Councillor James Lewis, in his foreword for the Parks and Green Spaces Strategy 2022 to 2032, quotes 19th Century writer John Ruskin: ‘The measure of any great civilization is its cities, and a measure of a city's greatness is to be found in the quality of its public spaces, its parks and squares.’ This is true of my experiences of Burley Park and Woodhouse Moor. The greatness of a city and its people can be seen in the people sitting with their books in the evening sun, and the spirit of a place is in the children playing cricket. Lewis goes on to say that ‘Public parks and green spaces have many benefits, particularly for health and wellbeing as I’m sure we all recognise following our recent experience of the Covid-19 pandemic.’ - 90% of Leeds residents have visited a park at least once in the last year.
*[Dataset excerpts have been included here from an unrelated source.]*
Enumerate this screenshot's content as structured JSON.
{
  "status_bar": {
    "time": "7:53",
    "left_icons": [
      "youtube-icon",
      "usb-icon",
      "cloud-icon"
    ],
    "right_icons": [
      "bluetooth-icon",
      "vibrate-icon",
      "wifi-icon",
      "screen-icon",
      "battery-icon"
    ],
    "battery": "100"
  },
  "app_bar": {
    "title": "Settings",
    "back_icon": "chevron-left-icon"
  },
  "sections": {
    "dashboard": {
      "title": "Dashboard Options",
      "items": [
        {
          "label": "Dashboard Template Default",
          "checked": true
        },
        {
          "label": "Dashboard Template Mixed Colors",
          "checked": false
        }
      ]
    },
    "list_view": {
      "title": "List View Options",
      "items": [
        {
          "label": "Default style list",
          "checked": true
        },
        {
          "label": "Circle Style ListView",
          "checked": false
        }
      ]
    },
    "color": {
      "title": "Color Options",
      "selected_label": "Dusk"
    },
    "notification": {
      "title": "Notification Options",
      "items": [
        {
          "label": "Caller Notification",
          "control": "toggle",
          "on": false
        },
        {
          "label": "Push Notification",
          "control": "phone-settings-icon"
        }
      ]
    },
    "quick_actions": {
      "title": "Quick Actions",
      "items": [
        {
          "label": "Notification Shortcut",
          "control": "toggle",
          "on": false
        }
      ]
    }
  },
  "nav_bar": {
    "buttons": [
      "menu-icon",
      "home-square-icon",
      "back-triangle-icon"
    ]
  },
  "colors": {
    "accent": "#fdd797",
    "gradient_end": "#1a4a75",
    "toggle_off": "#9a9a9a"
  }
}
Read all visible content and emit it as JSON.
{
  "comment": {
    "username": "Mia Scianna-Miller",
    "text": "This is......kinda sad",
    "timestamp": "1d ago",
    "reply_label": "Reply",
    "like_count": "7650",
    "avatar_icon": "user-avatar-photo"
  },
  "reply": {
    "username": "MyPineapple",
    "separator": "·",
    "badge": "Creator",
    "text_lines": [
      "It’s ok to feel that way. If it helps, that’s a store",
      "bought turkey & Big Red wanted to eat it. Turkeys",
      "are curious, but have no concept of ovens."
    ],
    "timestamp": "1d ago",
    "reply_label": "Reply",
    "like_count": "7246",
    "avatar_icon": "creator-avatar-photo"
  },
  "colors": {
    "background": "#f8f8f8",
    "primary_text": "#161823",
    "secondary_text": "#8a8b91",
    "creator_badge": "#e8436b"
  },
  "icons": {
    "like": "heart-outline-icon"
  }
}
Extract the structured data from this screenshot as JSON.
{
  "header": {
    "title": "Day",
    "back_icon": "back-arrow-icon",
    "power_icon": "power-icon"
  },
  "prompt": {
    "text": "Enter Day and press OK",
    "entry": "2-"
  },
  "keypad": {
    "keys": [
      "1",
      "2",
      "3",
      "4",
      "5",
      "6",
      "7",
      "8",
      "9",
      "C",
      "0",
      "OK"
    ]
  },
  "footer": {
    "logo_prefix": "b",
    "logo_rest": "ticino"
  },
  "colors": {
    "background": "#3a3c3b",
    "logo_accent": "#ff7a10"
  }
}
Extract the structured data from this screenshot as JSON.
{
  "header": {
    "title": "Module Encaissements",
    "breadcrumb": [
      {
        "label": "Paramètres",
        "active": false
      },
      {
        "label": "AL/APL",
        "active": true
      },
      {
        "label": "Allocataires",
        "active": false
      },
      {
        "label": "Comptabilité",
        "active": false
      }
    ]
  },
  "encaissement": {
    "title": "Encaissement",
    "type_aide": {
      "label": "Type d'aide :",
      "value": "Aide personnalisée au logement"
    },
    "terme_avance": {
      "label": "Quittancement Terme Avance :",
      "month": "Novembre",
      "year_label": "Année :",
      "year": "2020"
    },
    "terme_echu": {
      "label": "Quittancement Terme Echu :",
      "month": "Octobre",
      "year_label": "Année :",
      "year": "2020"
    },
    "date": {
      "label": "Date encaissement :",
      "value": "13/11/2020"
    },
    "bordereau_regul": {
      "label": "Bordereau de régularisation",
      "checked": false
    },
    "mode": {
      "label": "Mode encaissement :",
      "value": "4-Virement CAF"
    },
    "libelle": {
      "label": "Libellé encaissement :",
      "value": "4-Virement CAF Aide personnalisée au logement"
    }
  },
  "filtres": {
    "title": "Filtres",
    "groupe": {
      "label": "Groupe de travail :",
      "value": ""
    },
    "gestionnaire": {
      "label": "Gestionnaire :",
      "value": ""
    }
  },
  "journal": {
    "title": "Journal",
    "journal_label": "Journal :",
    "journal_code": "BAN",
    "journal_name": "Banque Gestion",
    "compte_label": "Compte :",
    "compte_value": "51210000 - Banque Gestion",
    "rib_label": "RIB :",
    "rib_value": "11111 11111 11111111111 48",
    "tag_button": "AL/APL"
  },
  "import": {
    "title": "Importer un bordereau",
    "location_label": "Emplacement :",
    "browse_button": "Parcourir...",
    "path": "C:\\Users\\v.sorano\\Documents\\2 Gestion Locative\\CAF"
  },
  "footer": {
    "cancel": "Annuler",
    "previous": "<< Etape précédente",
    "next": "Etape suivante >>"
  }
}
He goes on to list the benefits of ‘public health and happiness, climate, nature and the wider environment.’ – but there are also deeply human benefits from just spending 20 minutes there.

In the winter, the park is full of people re-becoming their childhood selves and playing in the snow, building snowmen and having snowball fights with strangers. In the sun, residents want to soak up as much as possible before the season changes, and this is a shared experience. Not only is this the ‘community cohesion’ that a 2017 parliamentary report speaks of, but it also creates a poetic sense of belonging and seasonal enjoyment that is inherent in humans – a uniting factor that becomes obvious when sharing a space with strangers. How can we have divisive opinions of people who want to sit in the evening sun just like us?

Burley Park is used as a shared garden, and in this role, it becomes whatever each user wants it to be. Working at a school, reception children’s whole weekends are summed up by ‘we went to the park!’ coupled with a beaming smile for them it has been their whole weekend, a core memory and the best day ever. I alone have used it as a running track, taken my laptop and worked at a picnic bench, eaten dinner there in the last of the evening sun as a sort of balcony, and roller-skated on the smooth concrete to the smiles of strangers.

Local Parks and green spaces are not only vital for health and wellbeing, but also for a sense of belonging and pride in a community, and pride in humanity. Sharing a positive moment, space, or feeling with a stranger is a uniting, human feeling. Seeing people feeling safe enough to practice their private hobbies, activities, and pastimes in a communal space has a shared warmness to it. Strangers perform intimate life and daily rituals in front of us with a shared but unspoken trust.